Weems transferred this mentality to similar situations today, saying: “He doesn’t like what’s going on, but he doesn’t believe in getting involved. … He doesn’t like what’s going on on the streets with the killings of black and brown bodies, but he doesn’t care enough to get involved.” After several of these statements, she paused and asked: “Am I bothering you yet?”
History shows us the ease through which horrendous events can happen again, Weems said. “If we are not careful, Reuben, it is happening now.”

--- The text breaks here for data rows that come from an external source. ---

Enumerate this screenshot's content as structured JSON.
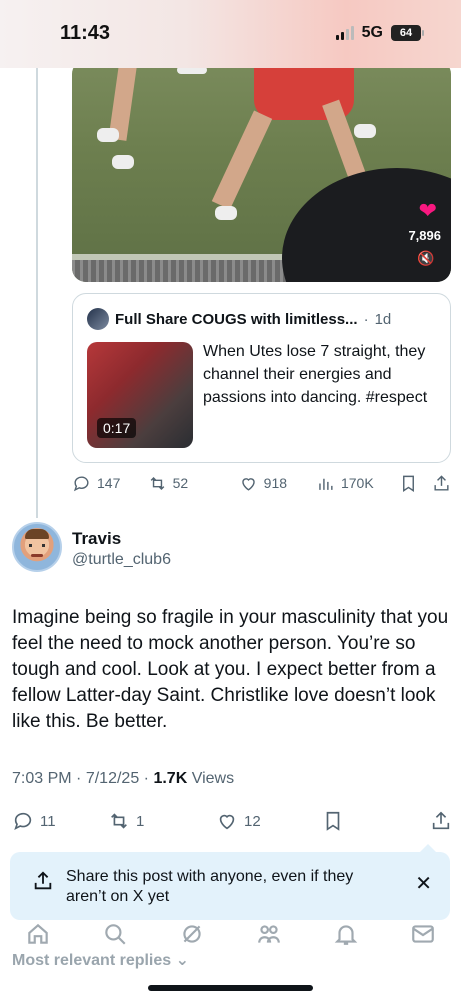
{
  "status_bar": {
    "time": "11:43",
    "network": "5G",
    "battery": "64"
  },
  "video": {
    "view_count": "7,896"
  },
  "quoted_tweet": {
    "name": "Full Share COUGS with limitless...",
    "separator": "·",
    "time": "1d",
    "duration": "0:17",
    "text": "When Utes lose 7 straight, they channel their energies and passions into dancing. #respect"
  },
  "parent_actions": {
    "replies": "147",
    "reposts": "52",
    "likes": "918",
    "views": "170K"
  },
  "reply": {
    "name": "Travis",
    "handle": "@turtle_club6",
    "text": "Imagine being so fragile in your masculinity that you feel the need to mock another person. You’re so tough and cool. Look at you. I expect better from a fellow Latter-day Saint. Christlike love doesn’t look like this. Be better.",
    "time": "7:03 PM",
    "date": "7/12/25",
    "dot": "·",
    "views_count": "1.7K",
    "views_label": "Views"
  },
  "reply_actions": {
    "replies": "11",
    "reposts": "1",
    "likes": "12"
  },
  "share_tip": {
    "text": "Share this post with anyone, even if they aren’t on X yet",
    "close": "✕"
  },
  "sort": {
    "label": "Most relevant replies",
    "chevron": "⌄"
  },
  "colors": {
    "like_red": "#f91880",
    "text_secondary": "#536471",
    "tip_bg": "#e3f2fb"
  }
}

“No one can write a confession like the Presbyterian Church. … But the Scriptures say, “But if you have not love‘ — you can speak all of your wonderful confessions and liturgy, but where are you church?”
“We are all not called to be prophets, but we are all called to prophetic moments. … God invites each one of us to take a stand.”
“What does it mean to be the church? It means that we hope against hope. It means that we stand for what is right not knowing if we will ever see the goodness of the Lord in the land of the living, but because it is right.”
“Reuben is the church. Reuben is the Presbyterian Church. Reuben is the Methodist Church” – the Episcopal Church, the Lutheran Church – “any church that quotes Scripture to prevent themselves from acting.”
“We make our choices and our choices make us,” but “God gives all of us a chance to redeem our mistakes. … Reuben had a chance to redeem mistakes that he had made, but he would not take it.”
“We will be an uncompromised church. Come on, Reuben — you still have a chance! Lift Joseph out of the pit. Don’t wait. Don’t wait until Joseph has been stolen, or dies, and talk about what you coulda, shoulda, woulda done.”
“The invitation for each of us today is to take each other’s hand and say: ‘I will stand with you.’”
After the sermon, worshippers sang “Keep Your Eyes on the Prize.”
Diane Moffett, president of the Presbyterian Mission Agency, led a time to remember Katie Geneva Cannon – a Presbyterian leader and the first African American woman to be ordained in the Presbyterian Church (1974) – who passed August 8, 2018. She invited worshippers to remember and honor Cannon’s leadership, bravery and legacy and showed a portion of a video of her life produced by the Presbyterian Foundation.
“We remember that we have an opportunity to be Reuben.” Remembering Cannon’s leadership, bravery and legacy.
For the offering, worshippers were invited to give a gift in memory of Cannon to the Women’s Ministry Fund. The Katie Geneva Cannon Scholarship (run by the Presbyterian Mission Agency) supports Presbyterian women of color, female pastors, college woman and other women with opportunities for leadership, spiritual development and mission in the Presbyterian Church (U.S.A.).
Worship included a celebration of the Lord’s Supper: “Blessed are we, for Christ calls us to his table – where there is room for everyone, and plenty for all.”
“Come with your hands outstretched,” so the server may give to each a giant hunk of bread, said celebrant Kim Long.
After communion, worshippers sang “Lift Every Voice and Sing,” – one of Cannon’s favorites.
In the benediction, Weems sent worshippers out reminding them that they are surrounded by a great cloud of witnesses.